SAN FRANCISCO — More than a year after a proposed flagship mission to Europa was scrapped due to its budget-busting $4.5 billion price tag, a clipper ship that would make 32 passes by the icy Jupiter moon to assess its suitability for life has emerged as scientists’ top choice for a pared-down expedition.

An in-depth study of Europa, which is believed to harbor an underground ocean, ranked just behind returning samples from Mars in the National Academy of Sciences’ priority list for major planetary science initiatives between 2013 and 2022. A study team at NASA’s Jet Propulsion Laboratory (JPL) in Pasadena, Calif., has been working since the so-called decadal survey’s release in March 2011 to design a Europa mission for $2 billion.

For now, NASA has no money and no authorization for starting new planetary science programs, though it has announced plans for a second Mars Science Laboratory-class rover, slated for launch in 2020, as part of its ongoing Mars exploration initiative.

“That’s very important,” John Grunsfeld, NASA associate administrator for science, said at a standing room-only town hall meeting at the American Geophysical Union conference here Dec. 4.

“This is not a new program. This is a continuation of our Mars exploration program and so we’re going to get started on it right away,” Grunsfeld said, adding that the mission fit within the five-year budget plan NASA submitted for the U.S. government’s 2013 fiscal year that began Oct. 1.

“To do a Europa mission requires a new start, and that’s something to work on over the next few years,” Grunsfeld said.

The Aerospace Corp., a Los Angeles-based federally funded research and development center, estimated a rover built with spare Mars Science Laboratory hardware and existing systems engineering and employees would cost about $1.5 billion, he said.

Unlike Curiosity, which landed on Mars on Aug. 6 to look for habitats that could have supported and preserved microbial life, the new rover may include a cache to store rock and soil samples for an eventual return to Earth.

The new Mars rover “may very well … be the tide that rises all ships,” David Senske, co-chairman of the JPL Europa mission study team, told SpaceNews. “They needed to make a decision, they made a decision and now we can focus on this.”

Although NASA currently is funded under a continuing resolution based on last year’s budget, 2013 appropriation bills proposed by both the House and Senate contain funds for work on a Europa mission, Senske said.

“The bills never got to conference, but both have Europa money in them. What the total dollar amount will be, I don’t know. But once we get over the fiscal cliff issues and into the next calendar year, much more discussion on this will be forthcoming, I believe,” Senske said.

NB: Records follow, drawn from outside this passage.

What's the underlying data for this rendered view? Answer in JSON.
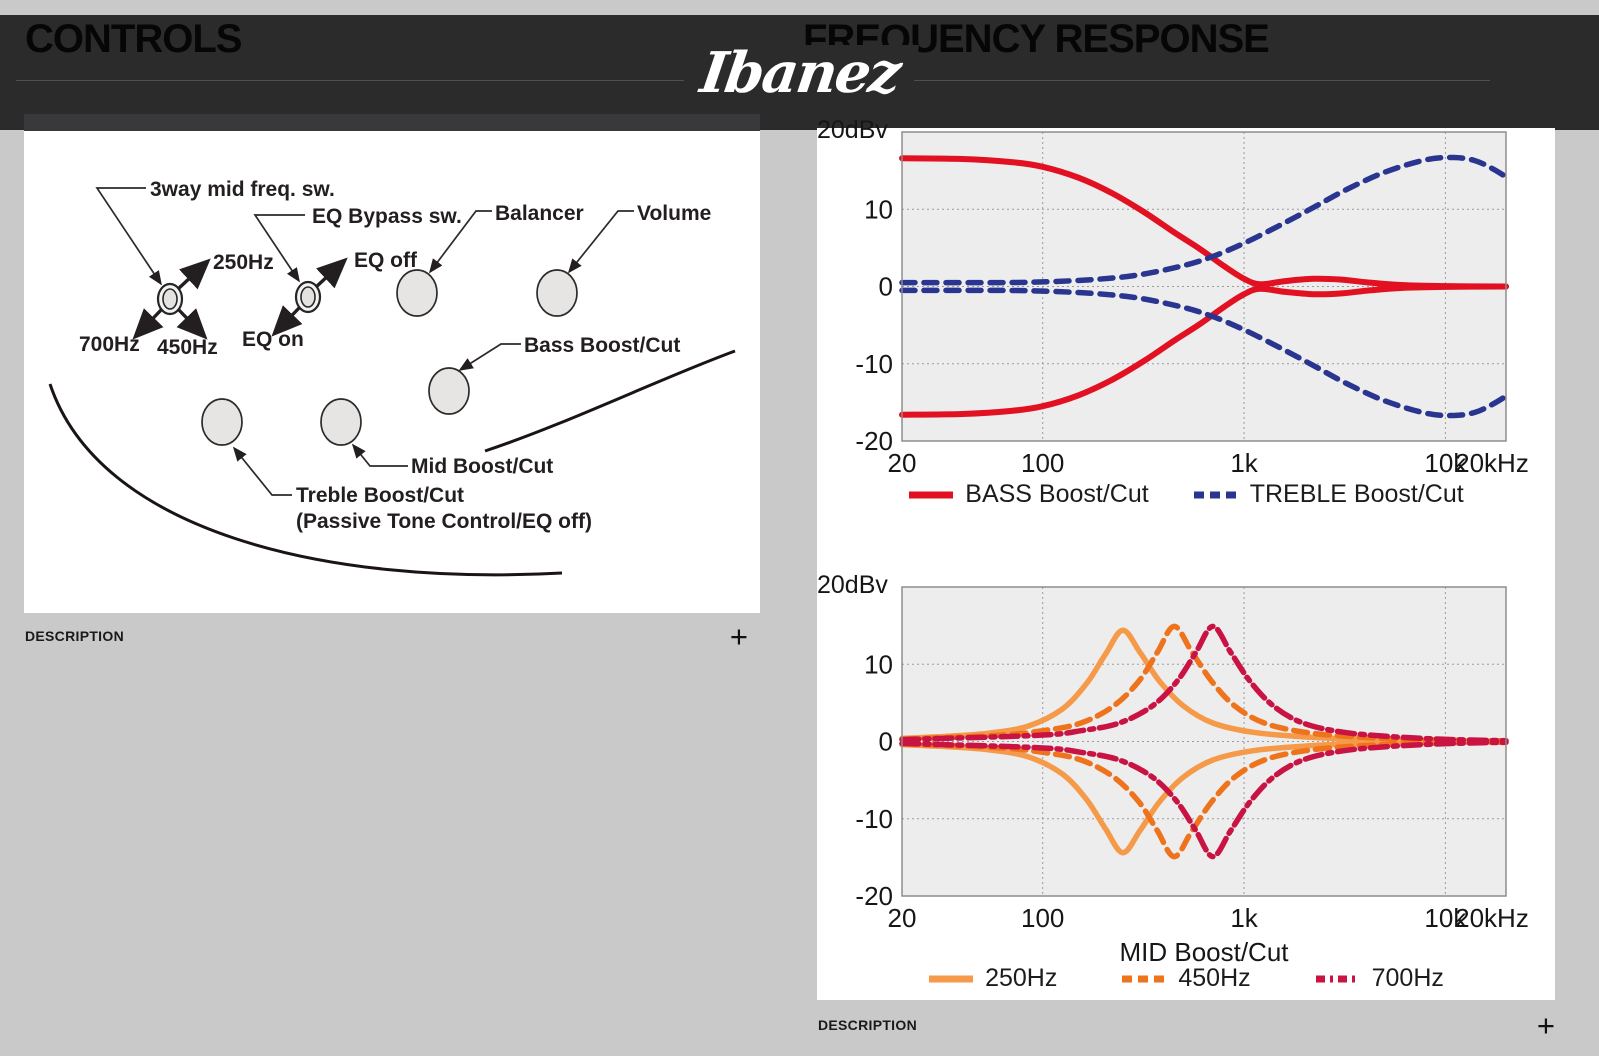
{
  "page": {
    "background": "#c9c9c9"
  },
  "header": {
    "bg": "#2b2b2c",
    "left_title": "CONTROLS",
    "right_title": "FREQUENCY RESPONSE",
    "brand": "Ibanez"
  },
  "controls": {
    "labels": {
      "three_way": "3way mid freq. sw.",
      "f250": "250Hz",
      "f450": "450Hz",
      "f700": "700Hz",
      "eq_bypass": "EQ Bypass sw.",
      "eq_off": "EQ off",
      "eq_on": "EQ on",
      "balancer": "Balancer",
      "volume": "Volume",
      "bass": "Bass Boost/Cut",
      "mid": "Mid Boost/Cut",
      "treble": "Treble Boost/Cut",
      "treble_note": "(Passive Tone Control/EQ off)"
    },
    "description": "DESCRIPTION",
    "expand": "+"
  },
  "freq_response": {
    "description": "DESCRIPTION",
    "expand": "+"
  },
  "chart_data": [
    {
      "type": "line",
      "x_scale": "log",
      "xlim": [
        20,
        20000
      ],
      "ylim": [
        -20,
        20
      ],
      "unit_label": "20dBv",
      "xlabel": "",
      "grid": true,
      "legend_position": "bottom",
      "x_ticks": [
        {
          "v": 20,
          "label": "20"
        },
        {
          "v": 100,
          "label": "100"
        },
        {
          "v": 1000,
          "label": "1k"
        },
        {
          "v": 10000,
          "label": "10k"
        },
        {
          "v": 20000,
          "label": "20kHz"
        }
      ],
      "y_ticks": [
        {
          "v": 10,
          "label": "10"
        },
        {
          "v": 0,
          "label": "0"
        },
        {
          "v": -10,
          "label": "-10"
        },
        {
          "v": -20,
          "label": "-20"
        }
      ],
      "grid_x": [
        100,
        1000,
        10000
      ],
      "grid_y": [
        10,
        0,
        -10
      ],
      "series": [
        {
          "name": "BASS Boost/Cut",
          "color": "#e21122",
          "dash": null,
          "legend_dash": null,
          "width": 6,
          "legend": true,
          "points": [
            [
              20,
              16.6
            ],
            [
              40,
              16.5
            ],
            [
              70,
              16.1
            ],
            [
              100,
              15.5
            ],
            [
              150,
              14.1
            ],
            [
              220,
              12.1
            ],
            [
              320,
              9.6
            ],
            [
              450,
              7.0
            ],
            [
              600,
              4.9
            ],
            [
              800,
              2.6
            ],
            [
              1000,
              1.0
            ],
            [
              1200,
              0.3
            ],
            [
              1600,
              0.7
            ],
            [
              2200,
              1.0
            ],
            [
              3000,
              0.9
            ],
            [
              4200,
              0.5
            ],
            [
              6000,
              0.2
            ],
            [
              10000,
              0.05
            ],
            [
              20000,
              0
            ]
          ]
        },
        {
          "name": "BASS Boost/Cut (cut)",
          "color": "#e21122",
          "dash": null,
          "legend_dash": null,
          "width": 6,
          "legend": false,
          "points": [
            [
              20,
              -16.6
            ],
            [
              40,
              -16.5
            ],
            [
              70,
              -16.1
            ],
            [
              100,
              -15.5
            ],
            [
              150,
              -14.1
            ],
            [
              220,
              -12.1
            ],
            [
              320,
              -9.6
            ],
            [
              450,
              -7.0
            ],
            [
              600,
              -4.9
            ],
            [
              800,
              -2.6
            ],
            [
              1000,
              -1.0
            ],
            [
              1200,
              -0.3
            ],
            [
              1600,
              -0.7
            ],
            [
              2200,
              -1.0
            ],
            [
              3000,
              -0.9
            ],
            [
              4200,
              -0.5
            ],
            [
              6000,
              -0.2
            ],
            [
              10000,
              -0.05
            ],
            [
              20000,
              0
            ]
          ]
        },
        {
          "name": "TREBLE Boost/Cut",
          "color": "#29358f",
          "dash": "13 9",
          "legend_dash": "10 6",
          "width": 5.5,
          "legend": true,
          "points": [
            [
              20,
              0.5
            ],
            [
              60,
              0.5
            ],
            [
              100,
              0.6
            ],
            [
              180,
              0.9
            ],
            [
              300,
              1.5
            ],
            [
              500,
              2.7
            ],
            [
              700,
              3.9
            ],
            [
              1000,
              5.6
            ],
            [
              1500,
              7.9
            ],
            [
              2200,
              10.2
            ],
            [
              3200,
              12.5
            ],
            [
              5000,
              14.8
            ],
            [
              8000,
              16.4
            ],
            [
              11000,
              16.7
            ],
            [
              14000,
              16.3
            ],
            [
              17000,
              15.3
            ],
            [
              20000,
              14.2
            ]
          ]
        },
        {
          "name": "TREBLE Boost/Cut (cut)",
          "color": "#29358f",
          "dash": "13 9",
          "legend_dash": "10 6",
          "width": 5.5,
          "legend": false,
          "points": [
            [
              20,
              -0.5
            ],
            [
              60,
              -0.5
            ],
            [
              100,
              -0.6
            ],
            [
              180,
              -0.9
            ],
            [
              300,
              -1.5
            ],
            [
              500,
              -2.7
            ],
            [
              700,
              -3.9
            ],
            [
              1000,
              -5.6
            ],
            [
              1500,
              -7.9
            ],
            [
              2200,
              -10.2
            ],
            [
              3200,
              -12.5
            ],
            [
              5000,
              -14.8
            ],
            [
              8000,
              -16.4
            ],
            [
              11000,
              -16.7
            ],
            [
              14000,
              -16.3
            ],
            [
              17000,
              -15.3
            ],
            [
              20000,
              -14.2
            ]
          ]
        }
      ]
    },
    {
      "type": "line",
      "x_scale": "log",
      "xlim": [
        20,
        20000
      ],
      "ylim": [
        -20,
        20
      ],
      "unit_label": "20dBv",
      "xlabel": "MID Boost/Cut",
      "grid": true,
      "legend_position": "bottom",
      "x_ticks": [
        {
          "v": 20,
          "label": "20"
        },
        {
          "v": 100,
          "label": "100"
        },
        {
          "v": 1000,
          "label": "1k"
        },
        {
          "v": 10000,
          "label": "10k"
        },
        {
          "v": 20000,
          "label": "20kHz"
        }
      ],
      "y_ticks": [
        {
          "v": 10,
          "label": "10"
        },
        {
          "v": 0,
          "label": "0"
        },
        {
          "v": -10,
          "label": "-10"
        },
        {
          "v": -20,
          "label": "-20"
        }
      ],
      "grid_x": [
        100,
        1000,
        10000
      ],
      "grid_y": [
        10,
        0,
        -10
      ],
      "series": [
        {
          "name": "250Hz",
          "color": "#f59a49",
          "dash": null,
          "legend_dash": null,
          "width": 5.5,
          "legend": true,
          "points": [
            [
              20,
              0.4
            ],
            [
              35,
              0.7
            ],
            [
              55,
              1.1
            ],
            [
              85,
              2.0
            ],
            [
              125,
              4.2
            ],
            [
              165,
              7.5
            ],
            [
              205,
              11.3
            ],
            [
              250,
              14.4
            ],
            [
              305,
              11.5
            ],
            [
              380,
              7.8
            ],
            [
              500,
              4.6
            ],
            [
              700,
              2.4
            ],
            [
              1100,
              1.2
            ],
            [
              2000,
              0.6
            ],
            [
              4000,
              0.25
            ],
            [
              9000,
              0.1
            ],
            [
              20000,
              0.05
            ]
          ]
        },
        {
          "name": "250Hz (cut)",
          "color": "#f59a49",
          "dash": null,
          "legend_dash": null,
          "width": 5.5,
          "legend": false,
          "points": [
            [
              20,
              -0.4
            ],
            [
              35,
              -0.7
            ],
            [
              55,
              -1.1
            ],
            [
              85,
              -2.0
            ],
            [
              125,
              -4.2
            ],
            [
              165,
              -7.5
            ],
            [
              205,
              -11.3
            ],
            [
              250,
              -14.4
            ],
            [
              305,
              -11.5
            ],
            [
              380,
              -7.8
            ],
            [
              500,
              -4.6
            ],
            [
              700,
              -2.4
            ],
            [
              1100,
              -1.2
            ],
            [
              2000,
              -0.6
            ],
            [
              4000,
              -0.25
            ],
            [
              9000,
              -0.1
            ],
            [
              20000,
              -0.05
            ]
          ]
        },
        {
          "name": "450Hz",
          "color": "#ee731c",
          "dash": "14 8",
          "legend_dash": "10 6",
          "width": 5.5,
          "legend": true,
          "points": [
            [
              20,
              0.3
            ],
            [
              60,
              0.8
            ],
            [
              100,
              1.4
            ],
            [
              155,
              2.4
            ],
            [
              225,
              4.6
            ],
            [
              300,
              7.8
            ],
            [
              370,
              11.5
            ],
            [
              450,
              14.9
            ],
            [
              550,
              11.6
            ],
            [
              690,
              7.8
            ],
            [
              900,
              4.6
            ],
            [
              1260,
              2.4
            ],
            [
              2000,
              1.2
            ],
            [
              3600,
              0.6
            ],
            [
              7200,
              0.25
            ],
            [
              20000,
              0.08
            ]
          ]
        },
        {
          "name": "450Hz (cut)",
          "color": "#ee731c",
          "dash": "14 8",
          "legend_dash": "10 6",
          "width": 5.5,
          "legend": false,
          "points": [
            [
              20,
              -0.3
            ],
            [
              60,
              -0.8
            ],
            [
              100,
              -1.4
            ],
            [
              155,
              -2.4
            ],
            [
              225,
              -4.6
            ],
            [
              300,
              -7.8
            ],
            [
              370,
              -11.5
            ],
            [
              450,
              -14.9
            ],
            [
              550,
              -11.6
            ],
            [
              690,
              -7.8
            ],
            [
              900,
              -4.6
            ],
            [
              1260,
              -2.4
            ],
            [
              2000,
              -1.2
            ],
            [
              3600,
              -0.6
            ],
            [
              7200,
              -0.25
            ],
            [
              20000,
              -0.08
            ]
          ]
        },
        {
          "name": "700Hz",
          "color": "#c81343",
          "dash": "17 6 4 6",
          "legend_dash": "9 5 3 5",
          "width": 5.5,
          "legend": true,
          "points": [
            [
              20,
              0.25
            ],
            [
              95,
              0.8
            ],
            [
              155,
              1.4
            ],
            [
              240,
              2.4
            ],
            [
              350,
              4.6
            ],
            [
              465,
              7.8
            ],
            [
              575,
              11.5
            ],
            [
              700,
              14.9
            ],
            [
              855,
              11.6
            ],
            [
              1070,
              7.8
            ],
            [
              1400,
              4.6
            ],
            [
              1960,
              2.4
            ],
            [
              3100,
              1.2
            ],
            [
              5600,
              0.6
            ],
            [
              11000,
              0.25
            ],
            [
              20000,
              0.1
            ]
          ]
        },
        {
          "name": "700Hz (cut)",
          "color": "#c81343",
          "dash": "17 6 4 6",
          "legend_dash": "9 5 3 5",
          "width": 5.5,
          "legend": false,
          "points": [
            [
              20,
              -0.25
            ],
            [
              95,
              -0.8
            ],
            [
              155,
              -1.4
            ],
            [
              240,
              -2.4
            ],
            [
              350,
              -4.6
            ],
            [
              465,
              -7.8
            ],
            [
              575,
              -11.5
            ],
            [
              700,
              -14.9
            ],
            [
              855,
              -11.6
            ],
            [
              1070,
              -7.8
            ],
            [
              1400,
              -4.6
            ],
            [
              1960,
              -2.4
            ],
            [
              3100,
              -1.2
            ],
            [
              5600,
              -0.6
            ],
            [
              11000,
              -0.25
            ],
            [
              20000,
              -0.1
            ]
          ]
        }
      ]
    }
  ]
}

Meanwhile, NASA is continuing with Europa mission studies and with developing technologies for instruments useful for any missions to the outer planets’ icy moons, Grunsfeld said.

The JPL study team, which presented its findings to NASA managers the week of Dec. 9, determined that by swapping pricy radioisotope power generators for a solar-powered system, engineers could add a high-resolution camera and other instruments to their top-ranked enhanced Europa Clipper mission, a 2.3-year, $2 billion mission featuring 32 flybys of the moon.

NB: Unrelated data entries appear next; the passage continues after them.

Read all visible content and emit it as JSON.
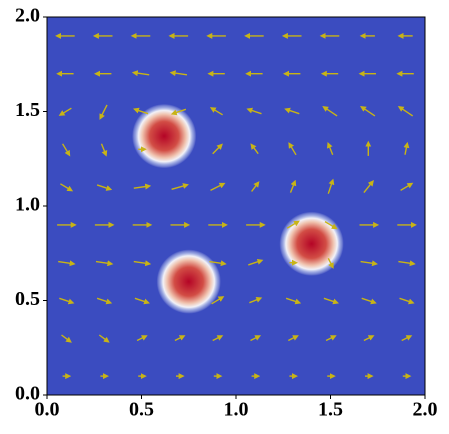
{
  "chart_data": {
    "type": "field",
    "background": "#3b4cc0",
    "blob_color": "#b40426",
    "arrow_color": "#c8b416",
    "xlim": [
      0,
      2
    ],
    "ylim": [
      0,
      2
    ],
    "xticks": [
      {
        "value": 0,
        "label": "0.0"
      },
      0.5,
      {
        "value": 1,
        "label": "1.0"
      },
      1.5,
      {
        "value": 2,
        "label": "2.0"
      }
    ],
    "yticks": [
      {
        "value": 0,
        "label": "0.0"
      },
      0.5,
      {
        "value": 1,
        "label": "1.0"
      },
      1.5,
      {
        "value": 2,
        "label": "2.0"
      }
    ],
    "blobs": {
      "x": [
        0.62,
        0.75,
        1.4
      ],
      "y": [
        1.37,
        0.6,
        0.8
      ],
      "r": [
        0.17,
        0.17,
        0.17
      ]
    },
    "quiver": {
      "x": [
        0.1,
        0.3,
        0.5,
        0.7,
        0.9,
        1.1,
        1.3,
        1.5,
        1.7,
        1.9
      ],
      "y": [
        0.1,
        0.3,
        0.5,
        0.7,
        0.9,
        1.1,
        1.3,
        1.5,
        1.7,
        1.9
      ],
      "u": [
        [
          0.3,
          0.3,
          0.3,
          0.3,
          0.3,
          0.3,
          0.3,
          0.3,
          0.3,
          0.3
        ],
        [
          0.4,
          0.4,
          0.4,
          0.4,
          0.4,
          0.4,
          0.4,
          0.4,
          0.4,
          0.4
        ],
        [
          0.6,
          0.6,
          0.6,
          0,
          0.5,
          0.5,
          0.6,
          0.6,
          0.6,
          0.6
        ],
        [
          0.7,
          0.7,
          0.7,
          0,
          0.7,
          0.6,
          0.3,
          0.2,
          0.7,
          0.7
        ],
        [
          0.8,
          0.8,
          0.8,
          0.8,
          0.8,
          0.8,
          0.5,
          0.5,
          0.8,
          0.8
        ],
        [
          0.5,
          0.6,
          0.7,
          0.7,
          0.6,
          0.3,
          0.2,
          0.2,
          0.4,
          0.5
        ],
        [
          0.3,
          0.2,
          0.3,
          0,
          0.4,
          -0.3,
          -0.3,
          -0.2,
          0,
          0.1
        ],
        [
          -0.5,
          -0.3,
          -0.6,
          -0.6,
          -0.5,
          -0.6,
          -0.6,
          -0.6,
          -0.6,
          -0.6
        ],
        [
          -0.7,
          -0.7,
          -0.7,
          -0.7,
          -0.7,
          -0.7,
          -0.7,
          -0.7,
          -0.7,
          -0.7
        ],
        [
          -0.8,
          -0.8,
          -0.8,
          -0.8,
          -0.8,
          -0.8,
          -0.8,
          -0.8,
          -0.6,
          -0.6
        ]
      ],
      "v": [
        [
          0,
          0,
          0,
          0,
          0,
          0,
          0,
          0,
          0,
          0
        ],
        [
          -0.3,
          -0.3,
          0.2,
          0.2,
          0.2,
          0.2,
          0.2,
          0.2,
          0.2,
          0.2
        ],
        [
          -0.2,
          -0.2,
          -0.2,
          0,
          0.3,
          0.2,
          -0.2,
          -0.2,
          -0.2,
          -0.2
        ],
        [
          -0.1,
          -0.1,
          -0.1,
          0,
          -0.1,
          0.2,
          0,
          -0.4,
          -0.1,
          -0.1
        ],
        [
          0,
          0,
          0,
          0,
          0,
          0,
          0.3,
          -0.3,
          0,
          0
        ],
        [
          -0.3,
          -0.2,
          0.1,
          0.2,
          0.3,
          0.4,
          0.5,
          0.6,
          0.5,
          0.3
        ],
        [
          -0.5,
          -0.5,
          0,
          0,
          0.4,
          0.4,
          0.5,
          0.5,
          0.6,
          0.5
        ],
        [
          -0.3,
          -0.6,
          0.2,
          -0.2,
          0.3,
          0.2,
          0.2,
          0.4,
          0.4,
          0.4
        ],
        [
          0,
          0,
          0.1,
          0.1,
          0,
          0,
          0,
          0,
          0,
          0
        ],
        [
          0,
          0,
          0,
          0,
          0,
          0,
          0,
          0,
          0,
          0
        ]
      ]
    }
  }
}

The probe’s travel time would depend on the launch vehicle used. A United Launch Alliance Atlas 5 rocket would need to send it on a Venus gravity-assist trajectory that would take six years to reach Jupiter’s orbit. NASA’s initial Space Launch System heavy-lift rocket, which is being designed to lift 70 metric tons, could send Europa Clipper on a more direct 2.8-year route with mass to spare.

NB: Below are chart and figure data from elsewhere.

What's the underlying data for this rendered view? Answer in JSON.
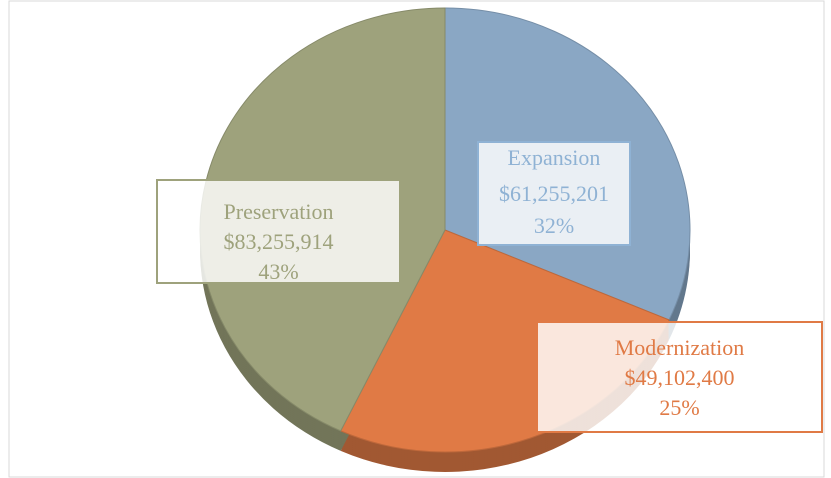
{
  "chart_data": {
    "type": "pie",
    "categories": [
      "Expansion",
      "Modernization",
      "Preservation"
    ],
    "values": [
      61255201,
      49102400,
      83255914
    ],
    "value_labels": [
      "$61,255,201",
      "$49,102,400",
      "$83,255,914"
    ],
    "percent_labels": [
      "32%",
      "25%",
      "43%"
    ],
    "colors": [
      "#8aa7c4",
      "#e07a45",
      "#9ea27c"
    ],
    "label_colors": [
      "#8fb2d4",
      "#e07a45",
      "#9ea27c"
    ],
    "start_angle": 0,
    "direction": "clockwise",
    "three_d": true
  }
}
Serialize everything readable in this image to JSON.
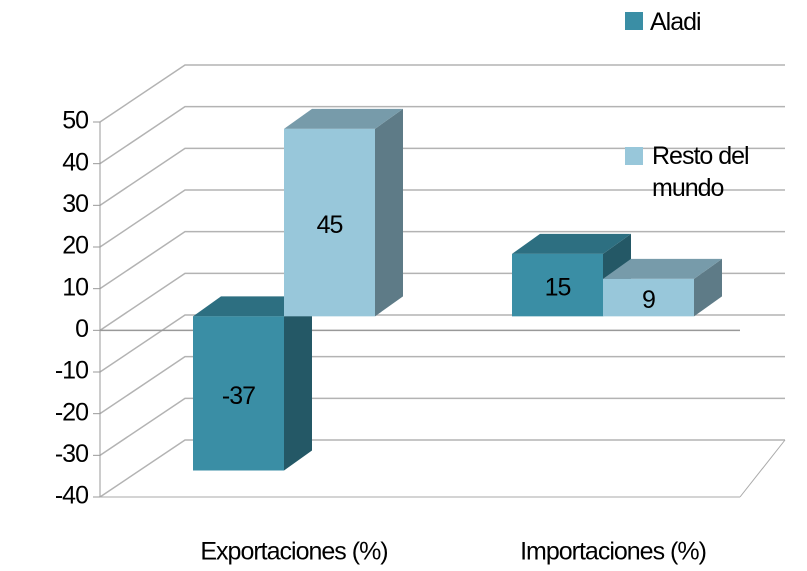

The probe would be outfitted with ice-penetrating radar, which could spot pockets of water close to the crust; an infrared spectrometer to look for different types of terrain; a magnetometer to study the ocean’s thickness and salinity; a dedicated antenna for Doppler measurements of gravity fields and tides; and a topographical imager to map surface features.

The team also looked at two versions of an orbiter, which would do a more thorough job of assessing Europa’s ocean while circling the moon for about a month but would not address other science goals. In place of additional instruments, an orbiter would require much more shielding from radiation than the clipper ship, which would spend far less time overall in the harshest radiation regimes.

“Our conclusion was that if NASA wants to give us the $2 billion and wants an enhanced version of the mission, the clipper is the way to go,” Senske said.

The next step is a preliminary concept review, slated for April.

“After that, there would need to be additional funds to go forward,” Senske said.

In the meantime, the Juno probe NASA launched in August 2011 is en route to Jupiter and is expected to enter orbit around the gas giant in 2016. Thirty-three orbits are planned for the solar-powered spacecraft before it is deliberately crashed into Jupiter in October 2017.